The incidents have intensified concerns regarding the energy crisis initiated by the closure of the Strait of Hormuz to tanker movements, suggesting that the impact on oil and gas production might be more severe and prolonged than initially anticipated.

In the wake of these developments, Brent crude, the global oil price benchmark, soared to nearly $114 per barrel, a significant rise from its pre-war level of just under $73 per barrel.

Similarly, the European TTF index, which serves as a benchmark for natural gas prices, saw a 24% increase on Thursday.

The Iranian offensive struck the Ras Laffan terminal in Qatar, a pivotal hub for exporting liquefied natural gas (LNG). This terminal, which usually accounts for about a fifth of the world’s LNG supply, halted operations following a drone strike. With the closure of the Strait of Hormuz restricting most tanker traffic, the LNG now has no viable export route.

World shares retreated after stocks on Wall Street slumped as oil prices resumed their climb.

U.S. stocks also sagged due to a report that said inflation was primed to worsen even before the war with Iran sent oil and gas prices spiking. That, and comments from the head of the Federal Reserve, led investors to expect there’s less chance of getting the lower interest rates that they crave.

U.S. futures were little changed, while Treasury yields pushed higher, lending still more strength to the U.S. dollar, which has gained against other major currencies since the war began.

Oil prices have soared because the war has disrupted the Persian Gulf’s energy industry.

Iran is intensifying its attacks on its Gulf Arab neighbors’ energy infrastructure as it hits back following an Israeli attack on its main natural gas field.

If the disruptions keep oil and gas prices high for long, they could create a debilitating wave of inflation for the global economy.

U.S. benchmark crude oil gained 1.1% to $96.45 a barrel early Thursday, while the Henry Hub future contract, the benchmark for U.S. natural gas, gained 3.3%.

In Asian share trading, Tokyo’s Nikkei 225 fell 3.4% to 53,372.53 as the Bank of Japan opted to keep its benchmark interest rate on hold at 0.75%, citing the war with Iran as one factor.

In its monetary policy statement the BOJ said that “in the wake of increased tension in the Middle East, global financial and capital markets have been volatile and crude oil prices have risen significantly; future developments warrant attention.”

Higher oil prices are a heavy burden for Japan, which like South Korea and Taiwan depends on imports of most raw materials for industries that rely heavily on oil and its derivatives.

The Kospi in Seoul lost 2.7% to 5,763.22.

In Hong Kong, the Hang Seng slipped 2% to 25,507.89, while the Shanghai Composite index shed 1.6% to 3,996.44.
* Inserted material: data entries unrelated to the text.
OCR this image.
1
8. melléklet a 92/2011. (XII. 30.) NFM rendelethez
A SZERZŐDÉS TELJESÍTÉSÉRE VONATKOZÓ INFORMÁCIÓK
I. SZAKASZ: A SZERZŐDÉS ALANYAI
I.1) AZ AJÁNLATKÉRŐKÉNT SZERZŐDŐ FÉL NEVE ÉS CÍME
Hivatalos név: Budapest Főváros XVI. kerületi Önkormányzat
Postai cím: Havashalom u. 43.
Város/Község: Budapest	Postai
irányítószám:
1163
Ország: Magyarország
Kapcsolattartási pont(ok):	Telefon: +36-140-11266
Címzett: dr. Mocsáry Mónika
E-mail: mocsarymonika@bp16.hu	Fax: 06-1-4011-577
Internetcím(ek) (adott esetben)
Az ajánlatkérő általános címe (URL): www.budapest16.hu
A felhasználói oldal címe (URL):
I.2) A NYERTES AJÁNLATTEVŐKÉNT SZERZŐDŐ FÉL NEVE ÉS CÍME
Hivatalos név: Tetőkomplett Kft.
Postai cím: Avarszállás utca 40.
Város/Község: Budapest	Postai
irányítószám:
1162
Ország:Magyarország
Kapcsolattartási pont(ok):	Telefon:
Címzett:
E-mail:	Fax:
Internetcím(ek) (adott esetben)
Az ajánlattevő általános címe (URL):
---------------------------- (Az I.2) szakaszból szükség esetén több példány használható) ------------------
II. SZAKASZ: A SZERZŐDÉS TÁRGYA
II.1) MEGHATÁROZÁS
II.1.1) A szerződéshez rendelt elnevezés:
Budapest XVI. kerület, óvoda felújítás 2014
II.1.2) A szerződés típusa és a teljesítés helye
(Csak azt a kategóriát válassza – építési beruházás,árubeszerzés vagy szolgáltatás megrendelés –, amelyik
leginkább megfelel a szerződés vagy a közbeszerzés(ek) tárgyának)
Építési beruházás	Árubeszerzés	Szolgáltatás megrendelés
Australia’s S&P/ASX 200 lost 1.7% to 8,497.80 and Taiwan’s Taiex fell 1.9%. In India, which has also suffered from shocks to supplies of oil and gas, the Sensex lost 2.3%.

“The combination of higher oil, rising U.S. yields, and a stronger dollar is acting as a macro wrecking ball across Asian assets and currencies,” Stephen Innes of SPI Asset Management said in a commentary.

On Wednesday, the S&P 500 fell 1.4% to 6,624.70, flipping to a loss for the week so far. The Dow Jones Industrial Average dropped 1.6% to 46,225.15, and the Nasdaq composite slid 1.5% to 22,152.42.

The losses deepened after the Fed decided to keep its main interest rate steady, instead of resuming cuts meant to give the job market and economy a boost.

“We just don’t know,” Fed chair Jerome Powell said about what will happen with oil prices, along with how long President Donald Trump’s tariffs will take to work their way fully through the system.

A report released Wednesday morning showed inflation pressures were already building before the war began. It said inflation at the U.S. wholesale level unexpectedly accelerated last month to 3.4%.

In other dealings early Thursday, The U.S. dollar fell to 159.71 Japanese yen from 159.88 yen. The euro rose to $1.1467 from $1.1453.